User:AthenaBear/sandbox

From Wikipedia, the free encyclopedia
Doe Memorial Library reference desk
Doe Memorial Library reference desk

As of 2021, Berkeley's library system holds materials in more than 400 languages and contains over 13.5 million volumes. The libraries together cover over 12 acres (49,000 m2) of land and compose one of the largest library complexes in the world. In 2003, the Association of Research Libraries ranked it as the top public and third overall university library in North America based on various statistical measures of quality.

Doe Memorial Library[edit][edit]

Charles Franklin Doe was the principal benefactor of the eponymous main library. The Doe Memorial Library, built in 1910, originally housed the main collections. A strictly Beaux-Arts Classical building, it was designed by campus architect John Galen Howard as one of the original structures in the "Athens of the West" campus plan. The library was meant to be the first building students and visitors saw when entering the university, although today most students enter from the opposite side at Sproul Plaza. Most of the main collections are now housed in the Gardner Main Stacks and Moffitt Undergraduate Library, while Doe serves as the library system's reference, periodical, and administrative center.

Reading rooms[edit][edit]

Inside Doe are the two largest reading rooms in the university, named the North and Heyns (East) Reading Rooms. The North Reading room features a large barrel-vaulted ceiling capped with a tall Roman-arched windows at each end. The Heyns reading room, named after Roger W. Heyns, Chancellor of the University of California, Berkeley from 1965 to 1971, is the smaller of the two and exhibits hand-carved wood ceilings depicting the names of famous academics throughout history, as well as the companion piece to Emanuel Gottlieb Leutze's Washington Crossing the Delaware, Washington Rallying the Troops at Monmouth. The piece was originally a gift to the university in 1882 by Mrs. Mark Hopkins but was soon forgotten after it was stored in the Hearst Women's Gymnasium. It was not until the 1960s, when Dr. Raymond L. Stehle was writing a biography of Leutze, that it was rediscovered and placed in the Heyns Reading Room.

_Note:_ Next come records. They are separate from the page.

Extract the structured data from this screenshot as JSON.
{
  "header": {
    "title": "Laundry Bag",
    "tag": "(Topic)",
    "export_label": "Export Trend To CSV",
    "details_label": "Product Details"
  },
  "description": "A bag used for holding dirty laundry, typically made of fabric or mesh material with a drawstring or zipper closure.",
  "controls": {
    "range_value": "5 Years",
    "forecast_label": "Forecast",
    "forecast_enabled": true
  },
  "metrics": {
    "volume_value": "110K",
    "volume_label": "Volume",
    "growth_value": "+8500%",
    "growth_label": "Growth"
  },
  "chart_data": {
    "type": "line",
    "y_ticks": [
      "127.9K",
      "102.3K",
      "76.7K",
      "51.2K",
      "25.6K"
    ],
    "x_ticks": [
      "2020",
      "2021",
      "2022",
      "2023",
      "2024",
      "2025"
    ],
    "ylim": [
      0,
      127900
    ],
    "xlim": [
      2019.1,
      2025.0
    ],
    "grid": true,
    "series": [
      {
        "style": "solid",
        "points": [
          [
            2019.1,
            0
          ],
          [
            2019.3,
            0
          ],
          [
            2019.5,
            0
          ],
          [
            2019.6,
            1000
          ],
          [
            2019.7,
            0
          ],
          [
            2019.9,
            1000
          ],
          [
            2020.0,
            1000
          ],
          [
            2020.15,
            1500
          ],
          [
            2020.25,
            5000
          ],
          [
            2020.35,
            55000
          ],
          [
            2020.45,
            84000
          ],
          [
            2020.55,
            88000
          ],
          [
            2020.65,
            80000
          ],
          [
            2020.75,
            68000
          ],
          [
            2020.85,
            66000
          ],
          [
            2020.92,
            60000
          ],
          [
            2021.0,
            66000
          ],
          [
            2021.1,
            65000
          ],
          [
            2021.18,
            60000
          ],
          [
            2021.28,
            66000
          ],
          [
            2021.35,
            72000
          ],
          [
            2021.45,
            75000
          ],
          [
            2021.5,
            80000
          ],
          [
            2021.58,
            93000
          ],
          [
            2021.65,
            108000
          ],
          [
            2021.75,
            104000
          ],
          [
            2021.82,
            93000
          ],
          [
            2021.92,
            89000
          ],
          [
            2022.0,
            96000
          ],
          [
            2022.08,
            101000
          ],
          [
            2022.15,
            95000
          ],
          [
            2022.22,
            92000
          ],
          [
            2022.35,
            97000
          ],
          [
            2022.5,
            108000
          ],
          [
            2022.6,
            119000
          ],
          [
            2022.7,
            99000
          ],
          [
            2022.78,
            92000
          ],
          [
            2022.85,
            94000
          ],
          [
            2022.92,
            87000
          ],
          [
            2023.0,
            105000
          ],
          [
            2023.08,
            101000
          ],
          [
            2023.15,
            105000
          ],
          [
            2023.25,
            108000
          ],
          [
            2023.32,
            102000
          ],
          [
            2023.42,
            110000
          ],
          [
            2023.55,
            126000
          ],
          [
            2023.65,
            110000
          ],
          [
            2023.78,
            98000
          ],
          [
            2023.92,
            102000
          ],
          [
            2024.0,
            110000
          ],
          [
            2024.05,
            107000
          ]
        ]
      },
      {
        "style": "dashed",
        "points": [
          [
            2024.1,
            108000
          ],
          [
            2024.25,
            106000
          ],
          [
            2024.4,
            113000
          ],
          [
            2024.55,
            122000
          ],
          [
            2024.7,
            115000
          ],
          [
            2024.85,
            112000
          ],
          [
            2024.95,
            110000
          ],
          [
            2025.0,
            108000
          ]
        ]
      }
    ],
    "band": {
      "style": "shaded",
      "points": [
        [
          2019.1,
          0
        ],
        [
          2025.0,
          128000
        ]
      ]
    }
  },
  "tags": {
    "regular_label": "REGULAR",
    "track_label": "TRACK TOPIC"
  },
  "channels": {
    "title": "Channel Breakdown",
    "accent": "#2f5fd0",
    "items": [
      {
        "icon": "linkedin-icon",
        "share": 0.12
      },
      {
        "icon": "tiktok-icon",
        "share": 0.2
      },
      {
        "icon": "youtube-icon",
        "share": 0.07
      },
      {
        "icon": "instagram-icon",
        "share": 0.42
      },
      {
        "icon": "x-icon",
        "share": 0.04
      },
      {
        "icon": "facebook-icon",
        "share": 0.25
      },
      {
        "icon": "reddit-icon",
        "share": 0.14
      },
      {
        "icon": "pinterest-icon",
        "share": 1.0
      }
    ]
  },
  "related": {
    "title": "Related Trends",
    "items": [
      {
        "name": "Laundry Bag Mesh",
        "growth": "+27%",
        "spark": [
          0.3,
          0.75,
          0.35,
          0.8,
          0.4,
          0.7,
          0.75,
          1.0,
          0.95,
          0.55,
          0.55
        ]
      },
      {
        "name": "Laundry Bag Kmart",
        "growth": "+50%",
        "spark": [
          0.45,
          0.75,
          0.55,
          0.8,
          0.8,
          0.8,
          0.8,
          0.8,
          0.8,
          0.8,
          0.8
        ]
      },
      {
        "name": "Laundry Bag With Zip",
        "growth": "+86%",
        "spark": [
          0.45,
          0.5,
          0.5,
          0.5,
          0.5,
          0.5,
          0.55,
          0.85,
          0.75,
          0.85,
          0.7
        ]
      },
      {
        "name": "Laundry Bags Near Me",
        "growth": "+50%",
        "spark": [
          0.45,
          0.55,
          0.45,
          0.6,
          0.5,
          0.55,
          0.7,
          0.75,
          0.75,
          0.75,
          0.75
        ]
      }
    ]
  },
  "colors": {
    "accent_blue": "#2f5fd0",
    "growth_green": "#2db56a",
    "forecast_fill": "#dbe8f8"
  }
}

The North Reading Room features enormously high ceilings and was restored in 2005 to its original 1910 state. The renovated room features refinished historic tables and chairs, replaced floors, and task lighting similar to the original table lamps.

Lobby[edit][edit]

The lobby of Doe features perpetually changing exhibits and also houses the Morrison Memorial Library. This library was a gift to the university by May T. Morrison in 1921 and is considered today to be a "no study library." Many of its collections are works of classic or contemporary fiction, and the mezzanine level contains a compact disc listening area. The library evokes the feeling of an East Coast country club and was featured in the 2000 Abercrombie & Fitch Back-to-School Catalogue.